Pihaknya, menurut Satryo, sebenarnya sudah mencoba habis-habisan untuk membujuk mereka tetap tinggal. Tetapi karena kebanyakan dari mereka sudah menyelesaikan ikatan dinas mengajar selama sembilan tahun, maka ia tidak punya kekuasaan untk menahan.
“Bahkan saat ini saya sudah menerima 20-an permohonan ijin dari doktor-doktor lain untuk bekerja di Malaysia. Bahkan perusahaan disana, sudah bersedia mengganti biaya kompensasi beassiwa pendidikan dan ikatan dinas yang sudah dibayar pemerintah,” katanya lagi-lagi dengan nada miris.
Padahal biaya yang telah dikeluarkan pihak penyedia dana di luar negeri (tempat belajar sebelumnya) dan pemerintah tidaklah sedikit. “Untuk satu tahun pendidikan doktor di luar negeri, mereka bisa menghabiskan biaya sekitar US $ 30 ribu,” ujar Satryo.
Satryo menilai, hal ini harus mendapat perhatian yang serius karena kalau ini dibiarkan, Indonesia akan kehilangan banyak SDM berkualitas yang notebene tidak mudah untuk menghasilkannya. “Sementara Malaysia yang akan ongkang-ongkang kaki menikmati kerja keras kita,” ujarnya.

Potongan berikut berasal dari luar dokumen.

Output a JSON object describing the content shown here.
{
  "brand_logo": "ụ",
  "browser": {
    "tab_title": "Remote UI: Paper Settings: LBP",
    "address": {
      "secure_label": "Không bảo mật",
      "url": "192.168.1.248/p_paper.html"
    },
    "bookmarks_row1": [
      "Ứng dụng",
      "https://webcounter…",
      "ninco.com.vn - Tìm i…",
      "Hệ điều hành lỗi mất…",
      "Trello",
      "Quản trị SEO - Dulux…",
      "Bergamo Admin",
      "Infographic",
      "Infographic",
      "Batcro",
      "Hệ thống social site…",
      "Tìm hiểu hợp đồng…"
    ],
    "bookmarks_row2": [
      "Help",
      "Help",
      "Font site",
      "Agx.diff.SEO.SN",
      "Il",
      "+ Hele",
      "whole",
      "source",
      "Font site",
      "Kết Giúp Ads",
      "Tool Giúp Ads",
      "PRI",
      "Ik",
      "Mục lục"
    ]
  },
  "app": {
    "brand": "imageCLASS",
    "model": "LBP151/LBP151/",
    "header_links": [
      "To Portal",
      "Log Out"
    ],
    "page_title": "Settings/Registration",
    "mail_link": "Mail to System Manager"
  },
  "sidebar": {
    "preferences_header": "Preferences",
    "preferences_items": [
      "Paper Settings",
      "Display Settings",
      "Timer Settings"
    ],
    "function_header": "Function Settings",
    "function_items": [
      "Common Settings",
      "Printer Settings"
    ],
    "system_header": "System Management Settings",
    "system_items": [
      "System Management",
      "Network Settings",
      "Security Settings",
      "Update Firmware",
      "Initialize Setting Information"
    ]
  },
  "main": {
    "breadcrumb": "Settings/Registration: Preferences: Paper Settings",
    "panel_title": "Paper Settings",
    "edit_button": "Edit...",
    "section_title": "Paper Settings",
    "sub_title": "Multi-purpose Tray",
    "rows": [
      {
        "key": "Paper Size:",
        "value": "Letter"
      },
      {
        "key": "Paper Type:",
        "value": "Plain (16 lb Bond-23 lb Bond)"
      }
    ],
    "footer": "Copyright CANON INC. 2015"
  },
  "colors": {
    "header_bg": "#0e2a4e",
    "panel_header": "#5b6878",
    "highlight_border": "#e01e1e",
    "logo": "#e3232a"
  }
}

Pihak Dikti sebenarnya hendak mengusulkan agar pemerintah melakukan langkah khusus dengan meluncurkan crash program untuk memperbaiki renumerasi mereka. “Banyak dari mereka yang bicara sama saya, asalkan digaji Rp 7 juta sebulan, mereka mau bekerja di sini,” kata Satryo. Ia mengusulkan dana yang diterima Dirjen Dikti yang hanya Rp 4 milliar pertahun, menjadi Rp 14 milliar pertahun. (Amal Ihsan-TNR)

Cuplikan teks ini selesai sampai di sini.